R – Mão dada, aí levei o Nelsinho para casa, chegamos. Aí chegamos em casa, todo mundo dormindo, porque dormia-se cedo naquela época, onze horas todo mundo dormindo, eu levei o Nelsinho para o quarto dos homens. O Lô, os meninos, o Lé, que era, tinha o quarto dos homem, era assim, o quarto dos homem era o nosso quarto, foram dois beliches, Lô, Lé, Marcinho e eu, eram dois beliches, com o pessoal mais velho dormindo em baixo, para os meninos dormir em cima. (risos) Porque a gente chegava bochechado de noite, como é que a gente ia subir para cima do beliche? Ia cair em cima dos outros. Então, na parte de baixo eu em um, o Marcinho no outro. Em cima, Lô em um canto e o Lé no outro. O Nico e o Telo já dormiam no quarto das crianças, que era um outro quarto para os menores e o quarto das meninas.

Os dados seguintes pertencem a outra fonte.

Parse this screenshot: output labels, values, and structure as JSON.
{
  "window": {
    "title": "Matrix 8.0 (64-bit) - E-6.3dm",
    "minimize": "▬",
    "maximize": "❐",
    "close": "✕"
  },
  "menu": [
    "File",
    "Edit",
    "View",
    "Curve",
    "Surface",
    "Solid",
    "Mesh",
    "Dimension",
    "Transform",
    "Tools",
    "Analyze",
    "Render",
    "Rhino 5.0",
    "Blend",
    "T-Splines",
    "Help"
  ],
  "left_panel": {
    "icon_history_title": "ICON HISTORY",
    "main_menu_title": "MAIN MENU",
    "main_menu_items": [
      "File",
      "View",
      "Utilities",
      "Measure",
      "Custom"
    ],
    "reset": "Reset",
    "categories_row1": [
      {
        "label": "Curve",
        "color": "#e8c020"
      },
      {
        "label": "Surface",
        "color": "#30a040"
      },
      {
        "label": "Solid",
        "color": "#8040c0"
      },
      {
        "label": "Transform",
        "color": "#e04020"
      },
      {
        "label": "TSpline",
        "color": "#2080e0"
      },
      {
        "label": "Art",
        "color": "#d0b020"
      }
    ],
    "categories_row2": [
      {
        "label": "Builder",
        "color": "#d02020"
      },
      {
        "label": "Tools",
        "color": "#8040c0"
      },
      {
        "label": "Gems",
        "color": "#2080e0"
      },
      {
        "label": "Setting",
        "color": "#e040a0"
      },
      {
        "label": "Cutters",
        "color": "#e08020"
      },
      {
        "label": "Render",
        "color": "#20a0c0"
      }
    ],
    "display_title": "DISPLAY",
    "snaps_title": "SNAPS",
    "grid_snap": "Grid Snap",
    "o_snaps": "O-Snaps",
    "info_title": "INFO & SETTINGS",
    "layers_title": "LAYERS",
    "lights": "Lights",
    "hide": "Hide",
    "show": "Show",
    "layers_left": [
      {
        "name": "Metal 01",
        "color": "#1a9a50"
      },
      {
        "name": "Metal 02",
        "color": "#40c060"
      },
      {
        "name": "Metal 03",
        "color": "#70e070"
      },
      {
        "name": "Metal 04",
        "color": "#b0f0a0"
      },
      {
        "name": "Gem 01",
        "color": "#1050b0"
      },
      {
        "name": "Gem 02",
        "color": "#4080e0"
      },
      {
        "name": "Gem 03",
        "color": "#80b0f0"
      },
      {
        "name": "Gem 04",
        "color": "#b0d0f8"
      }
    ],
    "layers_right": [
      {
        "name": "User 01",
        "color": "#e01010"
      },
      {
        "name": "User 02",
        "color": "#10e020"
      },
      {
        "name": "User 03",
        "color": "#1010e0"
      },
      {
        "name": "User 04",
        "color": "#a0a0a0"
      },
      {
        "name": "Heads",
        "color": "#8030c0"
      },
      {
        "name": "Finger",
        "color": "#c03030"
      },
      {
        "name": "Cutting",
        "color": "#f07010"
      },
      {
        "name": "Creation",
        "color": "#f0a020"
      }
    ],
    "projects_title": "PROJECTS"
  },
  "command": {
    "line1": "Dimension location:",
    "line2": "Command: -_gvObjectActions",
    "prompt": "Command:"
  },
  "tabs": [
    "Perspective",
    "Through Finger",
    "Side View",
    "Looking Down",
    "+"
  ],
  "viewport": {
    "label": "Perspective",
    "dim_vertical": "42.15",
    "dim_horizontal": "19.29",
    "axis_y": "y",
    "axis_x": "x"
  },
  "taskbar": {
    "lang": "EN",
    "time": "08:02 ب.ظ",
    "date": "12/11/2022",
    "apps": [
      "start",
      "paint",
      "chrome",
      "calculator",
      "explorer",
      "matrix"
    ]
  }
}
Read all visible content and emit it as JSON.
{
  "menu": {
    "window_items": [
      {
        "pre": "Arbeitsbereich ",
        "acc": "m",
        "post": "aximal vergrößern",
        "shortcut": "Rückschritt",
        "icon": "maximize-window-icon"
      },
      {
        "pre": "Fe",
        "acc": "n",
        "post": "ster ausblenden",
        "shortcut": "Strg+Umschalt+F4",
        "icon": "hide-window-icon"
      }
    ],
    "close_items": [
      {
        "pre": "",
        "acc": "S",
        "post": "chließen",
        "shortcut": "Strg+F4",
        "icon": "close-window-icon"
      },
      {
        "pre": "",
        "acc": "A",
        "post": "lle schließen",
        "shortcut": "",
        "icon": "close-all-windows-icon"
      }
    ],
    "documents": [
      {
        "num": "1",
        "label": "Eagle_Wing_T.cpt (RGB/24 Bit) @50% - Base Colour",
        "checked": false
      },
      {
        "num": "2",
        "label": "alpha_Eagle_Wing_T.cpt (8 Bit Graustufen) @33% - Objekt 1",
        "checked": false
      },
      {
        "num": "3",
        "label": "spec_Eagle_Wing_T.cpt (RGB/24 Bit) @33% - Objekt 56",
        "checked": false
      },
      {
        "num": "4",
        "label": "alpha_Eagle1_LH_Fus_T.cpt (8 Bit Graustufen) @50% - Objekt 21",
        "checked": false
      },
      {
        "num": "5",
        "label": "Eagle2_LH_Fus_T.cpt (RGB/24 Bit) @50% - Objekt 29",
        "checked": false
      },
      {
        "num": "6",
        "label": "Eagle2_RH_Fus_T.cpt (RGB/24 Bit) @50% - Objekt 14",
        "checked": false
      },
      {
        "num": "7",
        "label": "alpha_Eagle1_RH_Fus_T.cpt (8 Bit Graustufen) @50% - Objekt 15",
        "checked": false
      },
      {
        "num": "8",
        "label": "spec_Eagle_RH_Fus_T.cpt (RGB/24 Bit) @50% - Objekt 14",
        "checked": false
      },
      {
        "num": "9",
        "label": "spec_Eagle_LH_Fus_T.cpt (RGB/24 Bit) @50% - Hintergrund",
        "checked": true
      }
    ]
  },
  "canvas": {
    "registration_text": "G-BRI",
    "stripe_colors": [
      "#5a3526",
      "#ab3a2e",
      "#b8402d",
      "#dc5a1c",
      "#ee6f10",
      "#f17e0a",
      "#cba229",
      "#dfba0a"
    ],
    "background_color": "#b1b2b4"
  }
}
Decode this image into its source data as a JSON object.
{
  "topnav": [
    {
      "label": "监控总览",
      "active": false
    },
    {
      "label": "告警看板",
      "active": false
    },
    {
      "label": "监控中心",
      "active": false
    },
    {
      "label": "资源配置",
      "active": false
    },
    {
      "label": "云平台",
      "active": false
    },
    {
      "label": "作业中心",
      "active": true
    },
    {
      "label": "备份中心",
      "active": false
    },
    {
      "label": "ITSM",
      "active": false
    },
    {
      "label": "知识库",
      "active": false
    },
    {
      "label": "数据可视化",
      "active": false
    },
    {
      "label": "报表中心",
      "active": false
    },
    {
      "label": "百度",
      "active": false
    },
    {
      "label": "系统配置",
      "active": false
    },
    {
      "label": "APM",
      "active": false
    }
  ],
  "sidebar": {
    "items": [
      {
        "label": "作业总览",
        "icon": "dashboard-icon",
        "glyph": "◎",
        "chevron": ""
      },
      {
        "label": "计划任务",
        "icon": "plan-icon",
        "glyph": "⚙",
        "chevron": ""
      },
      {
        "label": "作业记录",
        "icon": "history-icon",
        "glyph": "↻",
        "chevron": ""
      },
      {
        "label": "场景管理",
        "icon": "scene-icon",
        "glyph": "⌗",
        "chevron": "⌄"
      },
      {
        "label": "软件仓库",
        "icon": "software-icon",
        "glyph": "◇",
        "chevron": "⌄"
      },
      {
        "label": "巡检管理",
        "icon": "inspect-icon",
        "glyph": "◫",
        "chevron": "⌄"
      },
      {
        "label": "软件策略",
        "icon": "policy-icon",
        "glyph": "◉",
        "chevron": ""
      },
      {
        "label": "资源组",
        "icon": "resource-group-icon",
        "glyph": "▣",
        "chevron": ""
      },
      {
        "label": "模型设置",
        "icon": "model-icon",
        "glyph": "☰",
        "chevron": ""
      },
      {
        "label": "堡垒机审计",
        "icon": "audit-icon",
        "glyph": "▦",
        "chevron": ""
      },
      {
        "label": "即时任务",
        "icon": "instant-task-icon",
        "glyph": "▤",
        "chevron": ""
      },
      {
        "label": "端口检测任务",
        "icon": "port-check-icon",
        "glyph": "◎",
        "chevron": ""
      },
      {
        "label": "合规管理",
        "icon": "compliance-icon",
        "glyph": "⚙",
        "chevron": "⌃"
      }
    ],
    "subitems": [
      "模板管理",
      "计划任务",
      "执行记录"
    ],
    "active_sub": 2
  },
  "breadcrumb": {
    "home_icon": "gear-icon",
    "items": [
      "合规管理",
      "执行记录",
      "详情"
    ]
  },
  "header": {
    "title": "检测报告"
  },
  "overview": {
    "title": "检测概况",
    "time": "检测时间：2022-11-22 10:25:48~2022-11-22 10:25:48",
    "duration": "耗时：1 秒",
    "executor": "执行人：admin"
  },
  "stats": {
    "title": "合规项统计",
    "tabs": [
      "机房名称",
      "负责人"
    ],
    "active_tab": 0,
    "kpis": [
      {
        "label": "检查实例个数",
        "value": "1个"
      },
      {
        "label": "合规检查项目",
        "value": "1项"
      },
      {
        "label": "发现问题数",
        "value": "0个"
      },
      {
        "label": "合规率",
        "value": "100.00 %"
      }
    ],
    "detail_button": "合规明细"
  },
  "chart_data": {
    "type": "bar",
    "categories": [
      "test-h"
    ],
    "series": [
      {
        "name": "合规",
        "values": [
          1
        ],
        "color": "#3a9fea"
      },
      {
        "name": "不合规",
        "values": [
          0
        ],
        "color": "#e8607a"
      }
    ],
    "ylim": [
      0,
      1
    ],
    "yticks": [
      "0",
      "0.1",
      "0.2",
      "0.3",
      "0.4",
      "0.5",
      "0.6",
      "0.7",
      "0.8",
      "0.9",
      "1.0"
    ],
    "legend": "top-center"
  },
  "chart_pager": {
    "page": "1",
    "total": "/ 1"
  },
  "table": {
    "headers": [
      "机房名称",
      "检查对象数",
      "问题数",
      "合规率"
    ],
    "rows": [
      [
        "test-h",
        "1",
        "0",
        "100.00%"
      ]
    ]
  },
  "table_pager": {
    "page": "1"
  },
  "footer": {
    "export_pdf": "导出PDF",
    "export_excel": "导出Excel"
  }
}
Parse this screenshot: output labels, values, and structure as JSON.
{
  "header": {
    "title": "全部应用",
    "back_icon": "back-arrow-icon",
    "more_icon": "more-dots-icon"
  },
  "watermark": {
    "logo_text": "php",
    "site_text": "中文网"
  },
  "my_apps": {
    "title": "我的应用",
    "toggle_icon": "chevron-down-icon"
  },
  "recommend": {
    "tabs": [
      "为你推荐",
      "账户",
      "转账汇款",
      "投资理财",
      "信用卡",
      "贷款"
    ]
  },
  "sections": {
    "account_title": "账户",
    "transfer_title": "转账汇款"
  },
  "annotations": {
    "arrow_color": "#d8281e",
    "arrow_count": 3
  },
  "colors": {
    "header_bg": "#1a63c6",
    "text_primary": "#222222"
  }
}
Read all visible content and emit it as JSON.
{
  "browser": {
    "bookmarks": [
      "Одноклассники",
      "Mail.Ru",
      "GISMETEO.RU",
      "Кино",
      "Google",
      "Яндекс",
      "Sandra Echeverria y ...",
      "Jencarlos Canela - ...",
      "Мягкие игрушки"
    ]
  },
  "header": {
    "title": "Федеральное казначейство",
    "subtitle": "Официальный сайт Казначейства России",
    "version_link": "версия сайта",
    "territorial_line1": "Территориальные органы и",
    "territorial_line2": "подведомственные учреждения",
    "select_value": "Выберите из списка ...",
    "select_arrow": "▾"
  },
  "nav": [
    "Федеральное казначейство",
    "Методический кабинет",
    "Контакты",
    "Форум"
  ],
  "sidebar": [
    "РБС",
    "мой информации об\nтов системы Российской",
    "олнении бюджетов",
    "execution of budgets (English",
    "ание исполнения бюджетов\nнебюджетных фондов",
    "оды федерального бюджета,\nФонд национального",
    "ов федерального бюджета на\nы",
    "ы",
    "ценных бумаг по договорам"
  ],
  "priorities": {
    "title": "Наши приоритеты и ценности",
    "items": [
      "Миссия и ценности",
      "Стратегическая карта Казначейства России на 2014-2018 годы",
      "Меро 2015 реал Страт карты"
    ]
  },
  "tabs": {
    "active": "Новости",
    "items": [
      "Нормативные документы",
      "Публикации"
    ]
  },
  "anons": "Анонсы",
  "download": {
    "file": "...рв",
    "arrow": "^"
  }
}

Bom, estou lá eu, aí eu botei o Nelsinho, os meninos dormindo. Eu cheguei na cama, o Nelsinho tipo valete de copas, né? Um para cima, outro para baixo, Nelsinho lá e eu aqui, ele de cueca, deitamos. (sussurra) Tudo escuro pá, deitamos, fecha o pano. Abre o pano no outro dia, o papai chamando os meninos para ir para a aula. (risos), ele abre a porta: “Ô, gente.” A hora que ele olhou...

P/2 – (risos) 

R - ...voltou o Salomão para trás. Chegou lá: “Maria, o Marilton teve um trem feio essa noite.” (risos) 

P/1 – (risos) 

R – “Tem um trem feio lá que eu não sei o que é. Ele teve um parto esquisito.” (risos) Mamãe: “Eu não sabia nem que ele estava grávido!” (risos) 

P/1 – (risos) 

R – Aí o Nelsinho, aí foi aquela farra. E depois eu fui revê-lo, eu  nunca mais vi o Nelson Ned. Fui revê-lo já nome, cara de sucesso no exterior, etc e tal, eu tocando na noite do Rio de Janeiro lá para os 1978, 1979, tocando na noite do Rio, aí entra o Nelson Ned com segurança, com todo o aparato, né, da grande estrela internacional, ele ficou lá na mesa dele, cheio de puxa-saco, eu estou tocando piano na noite com a minha banda. Aí de repente cheguei perto dele: “Você sabe que já dormiu na minha cama?” “Que é que é isso?  Eu não sou viado não rapaz. O que é que há rapaz? Você está pensando o quê?” Eu falei: “Eu sou aquele lá de Belo Horizonte que era namorado da Eliane, que você foi lá para casa. Borges, Marilton.” Ele começou a chorar copiosamente, mas começou a chorar, me abraçou, chorou, chorou, chorou. Porque nessa época ele estava com problema com droga, etc e tal. Então qualquer coisa que remetesse à infância dele batia forte nele, sabe? Aí botamos ele, aí vai eu com o Nelsinho de novo de mão dada, botei no banquinho. Ele cantou a noite inteira comigo lá. 

P/1 – (risos) 

R – Foi a maior farra isso. Aí já a grande estrela, ele a grande estrela, aí cantou aquelas coisas todas, queria que eu fosse para a banda dele, agradeci. “Nelsinho, não é bem minha onda não.” Foi um barato essa, essas duas passagens minhas com, Nelson Ned na minha vida, né?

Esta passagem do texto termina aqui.